“And I can’t do it?”
“Could you? Did you? You are not built that way.”
“Sort of Clarence MacFadden,” he said, lighting a pipe as if the conversation did not interest him.
“Yes—what ages since we sang that!
‘Clarence McFadden he wanted to dance
But his feet were not gaited that way . . . ’
“I remember we sang it after one corn harvest—we had a fine time. I never thought of you before as Clarence. It is very funny. By the way—will you come to our party at Christmas?”
“When? Who’s coming?”
“The twenty-sixth.—Oh!—only the old people—Alice—Tom Smith—Fanny—those from Highclose.”
“And what will you do?”
“Sing charades—dance a little—anything you like.”
“Polka?”
“And minuets—and valetas. Come and dance a valeta, Cyril.”

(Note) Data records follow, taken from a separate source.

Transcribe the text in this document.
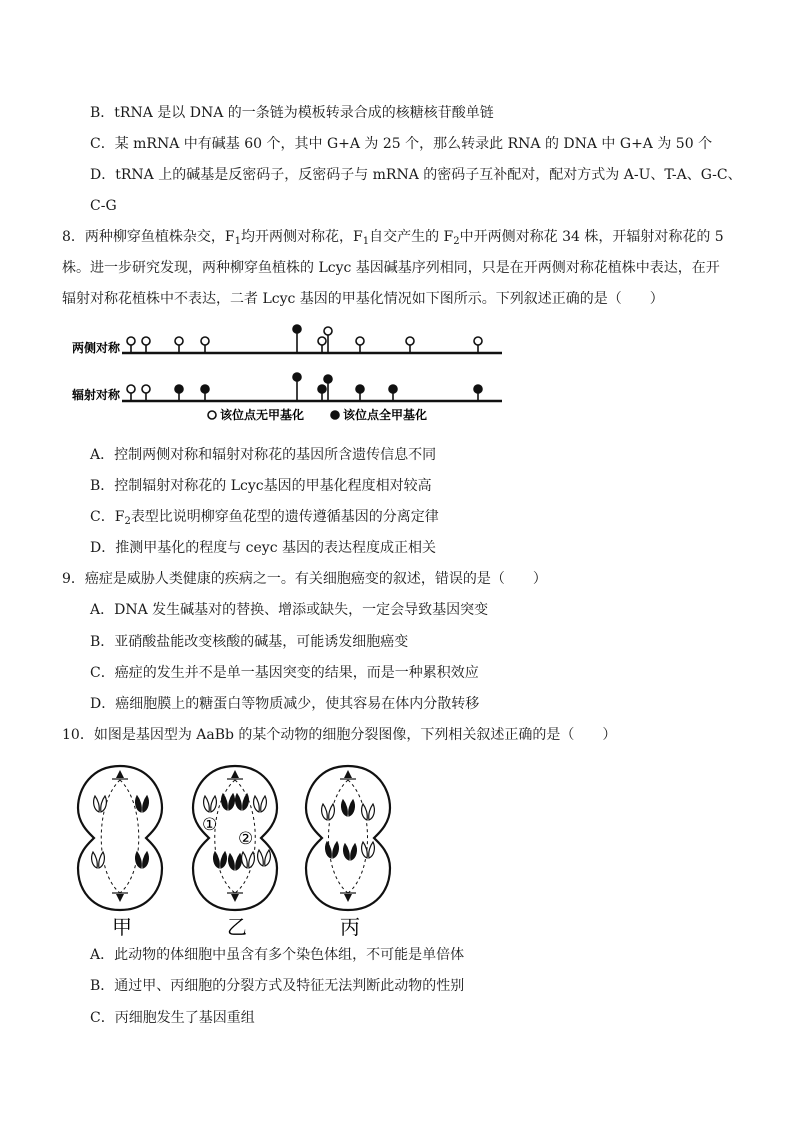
B．tRNA 是以 DNA 的一条链为模板转录合成的核糖核苷酸单链
C．某 mRNA 中有碱基 60 个，其中 G+A 为 25 个，那么转录此 RNA 的 DNA 中 G+A 为 50 个
D．tRNA 上的碱基是反密码子，反密码子与 mRNA 的密码子互补配对，配对方式为 A-U、T-A、G-C、
C-G
8．两种柳穿鱼植株杂交，$F_1$均开两侧对称花，$F_1$自交产生的 $F_2$中开两侧对称花 34 株，开辐射对称花的 5
株。进一步研究发现，两种柳穿鱼植株的 Lcyc 基因碱基序列相同，只是在开两侧对称花植株中表达，在开
辐射对称花植株中不表达，二者 Lcyc 基因的甲基化情况如下图所示。下列叙述正确的是（　　）
两侧对称
辐射对称
该位点无甲基化	该位点全甲基化
A．控制两侧对称和辐射对称花的基因所含遗传信息不同
B．控制辐射对称花的 Lcyc基因的甲基化程度相对较高
C．$F_2$表型比说明柳穿鱼花型的遗传遵循基因的分离定律
D．推测甲基化的程度与 ceyc 基因的表达程度成正相关
9．癌症是威胁人类健康的疾病之一。有关细胞癌变的叙述，错误的是（　　）
A．DNA 发生碱基对的替换、增添或缺失，一定会导致基因突变
B．亚硝酸盐能改变核酸的碱基，可能诱发细胞癌变
C．癌症的发生并不是单一基因突变的结果，而是一种累积效应
D．癌细胞膜上的糖蛋白等物质减少，使其容易在体内分散转移
10．如图是基因型为 AaBb 的某个动物的细胞分裂图像，下列相关叙述正确的是（　　）
①
②
甲	乙	丙
A．此动物的体细胞中虽含有多个染色体组，不可能是单倍体
B．通过甲、丙细胞的分裂方式及特征无法判断此动物的性别
C．丙细胞发生了基因重组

She made me take her through a valeta, a minuet, a mazurka, and she danced elegantly, but with a little of Carmen’s ostentation—her dash and devilry. When we had finished, the father said:
“Very pretty—very pretty, indeed! They do look nice, don’t they, George? I wish I was young.”
“As I am——” said George, laughing bitterly.
“Show me how to do them—some time, Cyril,” said Emily, in her pleading way, which displeased Lettie so much.